Die Karriere der Diva von den Kapverden, Césaria Évora, kennt mehrere Phasen. Der erste Ruhm dauerte nur einige Jahre und war auf die Kapverden beschränkt. Die jetzt ausgegrabenen Aufnahmen stammen aus den frühen 60ziger Jahren und belegen diese Zeit.

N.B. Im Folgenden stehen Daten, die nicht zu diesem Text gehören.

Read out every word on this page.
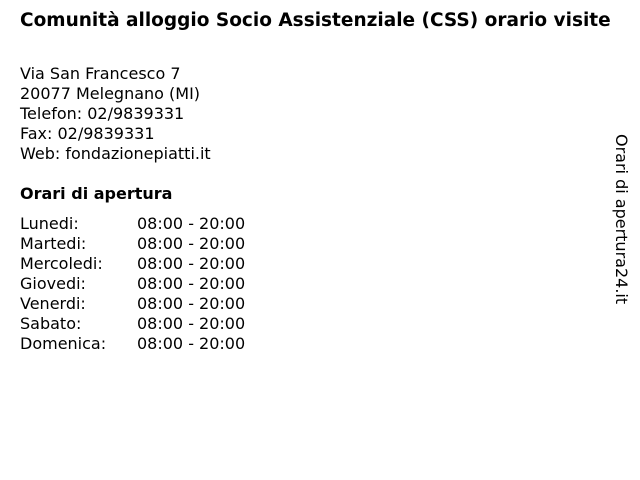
Comunità alloggio Socio Assistenziale (CSS) orario visite
Via San Francesco 7
20077 Melegnano (MI)
Telefon: 02/9839331
Fax: 02/9839331
Web: fondazionepiatti.it
Orari di apertura
Lunedi:	08:00 - 20:00
Martedi:	08:00 - 20:00
Mercoledi:	08:00 - 20:00
Giovedi:	08:00 - 20:00
Venerdi:	08:00 - 20:00
Sabato:	08:00 - 20:00
Domenica:	08:00 - 20:00
Orari di apertura24.it
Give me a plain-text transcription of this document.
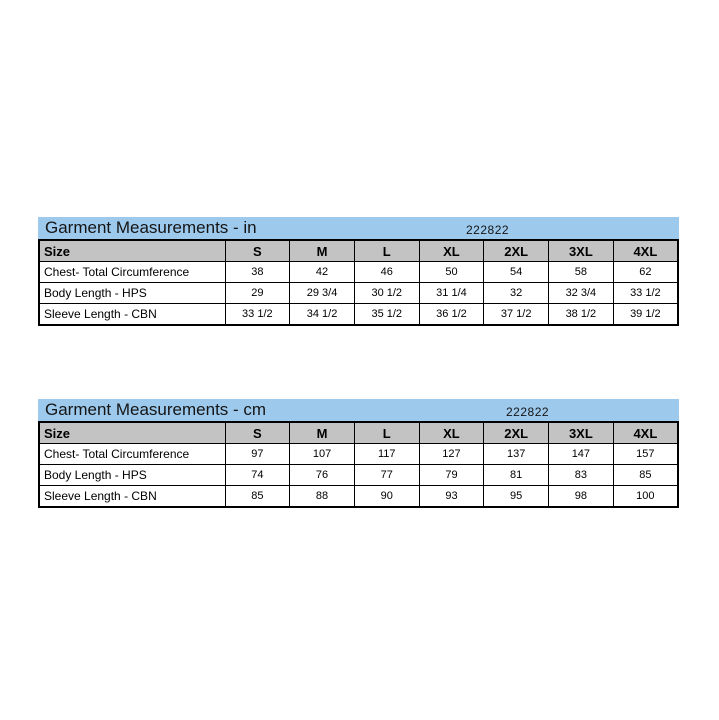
Garment Measurements - in	222822
Size	S	M	L	XL	2XL	3XL	4XL
Chest- Total Circumference	38	42	46	50	54	58	62
Body Length - HPS	29	29 3/4	30 1/2	31 1/4	32	32 3/4	33 1/2
Sleeve Length - CBN	33 1/2	34 1/2	35 1/2	36 1/2	37 1/2	38 1/2	39 1/2
Garment Measurements - cm	222822
Size	S	M	L	XL	2XL	3XL	4XL
Chest- Total Circumference	97	107	117	127	137	147	157
Body Length - HPS	74	76	77	79	81	83	85
Sleeve Length - CBN	85	88	90	93	95	98	100
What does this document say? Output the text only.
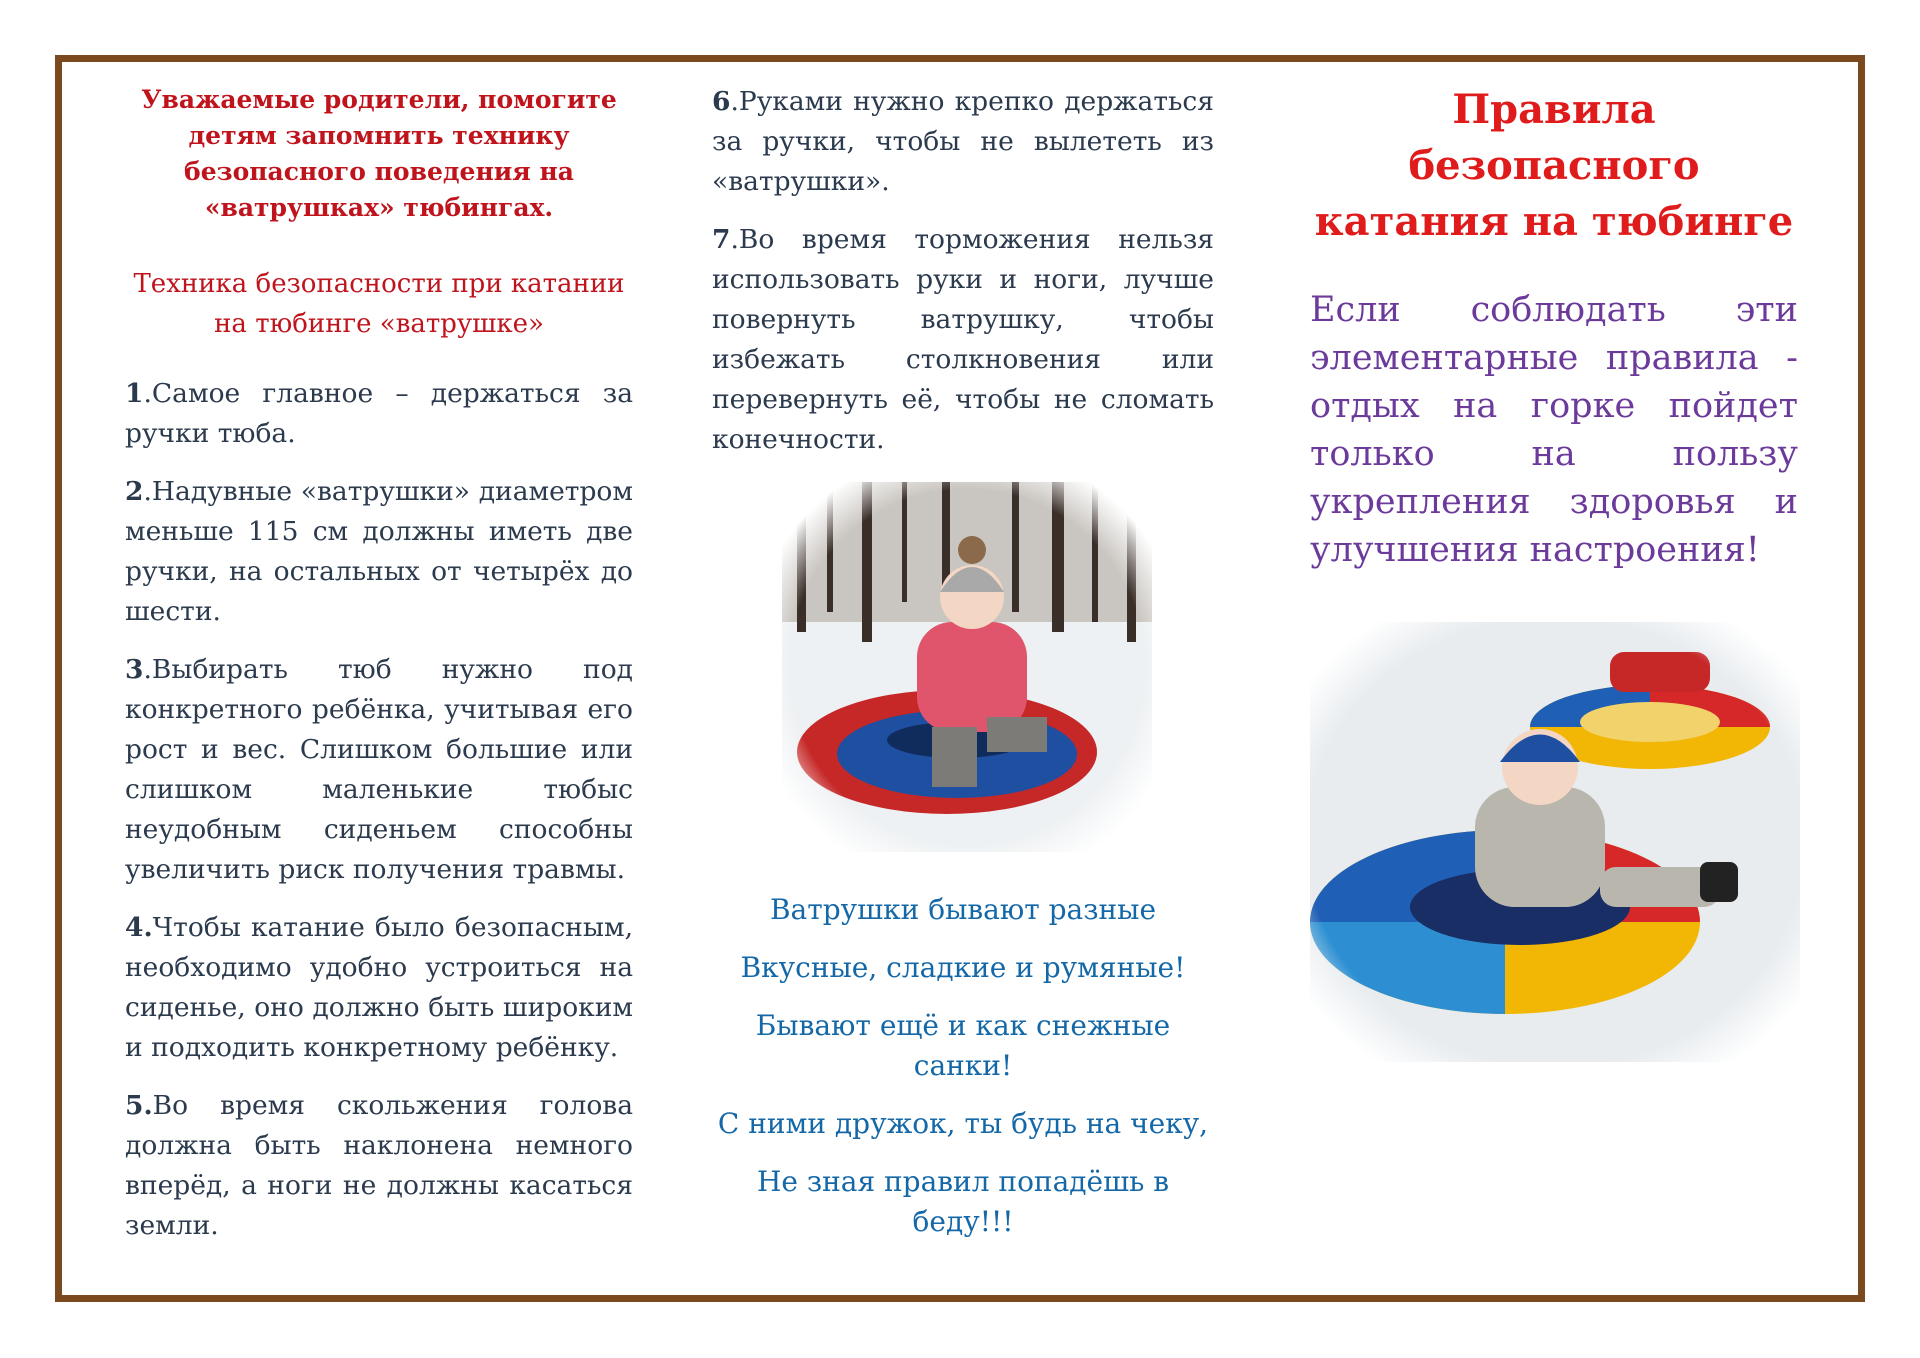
Уважаемые родители, помогите детям запомнить технику безопасного поведения на «ватрушках» тюбингах.

Техника безопасности при катании на тюбинге «ватрушке»

1.Самое главное – держаться за ручки тюба.

2.Надувные «ватрушки» диаметром меньше 115 см должны иметь две ручки, на остальных от четырёх до шести.

3.Выбирать тюб нужно под конкретного ребёнка, учитывая его рост и вес. Слишком большие или слишком маленькие тюбыс неудобным сиденьем способны увеличить риск получения травмы.

4.Чтобы катание было безопасным, необходимо удобно устроиться на сиденье, оно должно быть широким и подходить конкретному ребёнку.

5.Во время скольжения голова должна быть наклонена немного вперёд, а ноги не должны касаться земли.

6.Руками нужно крепко держаться за ручки, чтобы не вылететь из «ватрушки».

7.Во время торможения нельзя использовать руки и ноги, лучше повернуть ватрушку, чтобы избежать столкновения или перевернуть её, чтобы не сломать конечности.

Ватрушки бывают разные

Вкусные, сладкие и румяные!

Бывают ещё и как снежные санки!

С ними дружок, ты будь на чеку,

Не зная правил попадёшь в беду!!!

Правила безопасного катания на тюбинге

Если соблюдать эти элементарные правила - отдых на горке пойдет только на пользу укрепления здоровья и улучшения настроения!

Wegen des Radios kam Cesária Évora schon in jungen Jahren zu ersten Aufnahmen. In ihrer Heimatstadt Mindelo brauchte Radio Barlavento dringend Musik für sein Programm. Die knapp 20jährige Cesária hatte sich als Interpretin von Coladeras und Mornas an der Seite des Songschreibers Ti Goy bereits einen guten Namen gemacht. Er wiederum brachte sie zu den Radiossessions, in alle angesagten Lokale und Clubs. Aus jener Zeit stammt auch die Geschichte von der «Barfuss-Diva» – aber all das und mehr kann man im informativen Booklet nachlesen.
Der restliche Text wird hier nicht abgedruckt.